Because institutions are applying new resources and technical solutions - as well as sharing tactical advice with peers through networks such as the Financial Services Information Sharing and Analysis Center - online outages have in some cases been shorter or even avoided altogether.
But Holden says, in an odd way, that improved DDoS defense may be one of the attackers' objectives.
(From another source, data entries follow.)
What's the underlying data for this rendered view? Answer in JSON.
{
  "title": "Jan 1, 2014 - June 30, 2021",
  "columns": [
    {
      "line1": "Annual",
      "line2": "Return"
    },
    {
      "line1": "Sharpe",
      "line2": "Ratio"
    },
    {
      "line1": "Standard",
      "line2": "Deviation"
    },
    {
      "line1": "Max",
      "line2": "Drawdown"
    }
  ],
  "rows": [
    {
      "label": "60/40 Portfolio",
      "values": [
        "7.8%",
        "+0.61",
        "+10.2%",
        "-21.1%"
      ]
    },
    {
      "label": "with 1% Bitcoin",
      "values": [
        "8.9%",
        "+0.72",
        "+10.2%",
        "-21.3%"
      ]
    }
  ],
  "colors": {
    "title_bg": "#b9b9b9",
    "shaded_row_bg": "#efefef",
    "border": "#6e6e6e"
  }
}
"They want the banks to spend more on defenses," Holden says. "If they are trying to unleash some sort of punishment, as they have claimed, then they want these attacks to cost the banks."
Phase 3 to End Soon?
If history repeats itself, phase 3 attacks will end within the next two weeks. The first phase of attacks lasted six weeks; the second phase ran seven. And because this hacktivist group appears to be very organized and strategic, Holden says it needs the breaks to regroup.
"They've already taken a break twice, so why would they not take a break this time?" Holden asks.Akamai's Smith points out that, after the last break, the hacktivists returned with a botnet that was bigger, and with new targets for attacks.
"The targets have expanded, and the focus on the Web application side, which we've seen in this campaign, is one that requires planning," Smith says. "The break would allow them to re-arm, review what worked and what hasn't, and then address those issues in the next wave."
Is Fraud Inevitable?
Financial fraud expert Avivah Litan, analyst for consultancy Gartner, says banking institutions should brace for more powerful and longer-lasting attacks in the next phase.
"They [the hacktivists] definitely have the upper hand. This is not going to go away," Litan says. "They've got a successful tool that has more power and is more sophisticated than it was when this thing started; and the banks and the government are taking the threat seriously."
Banking institutions are standing by with defensive teams 24/7, in cubbies and corners that resemble war rooms more than IT departments, Litan explains. She believes the preparation is because fraud linked to DDoS attacks is likely on its way.
"Eventually [attackers] will start targeting individuals through massive account takeovers," Litan says. "I think it's just part of the natural evolution of these types of attacks."
During the third phase, the attacks have been more dynamic and have targeted Web applications. Litan says those application attacks reflect a shift in the hacktivists' focus.
"When these attacks started, they were hitting the perimeter," she says. "Now they're hitting the backend, which is how they can get into accounts. And why wouldn't they?"
Although Akamai's Smith does not believe fraud is inevitable, he does agree that organizations must view these attacks with the criminal perspective in mind.
"Criminals, they don't always follow the rules," Smith says. Banking institutions don't ever want to get overly confident in their defenses or their expectations for future attacks, he says.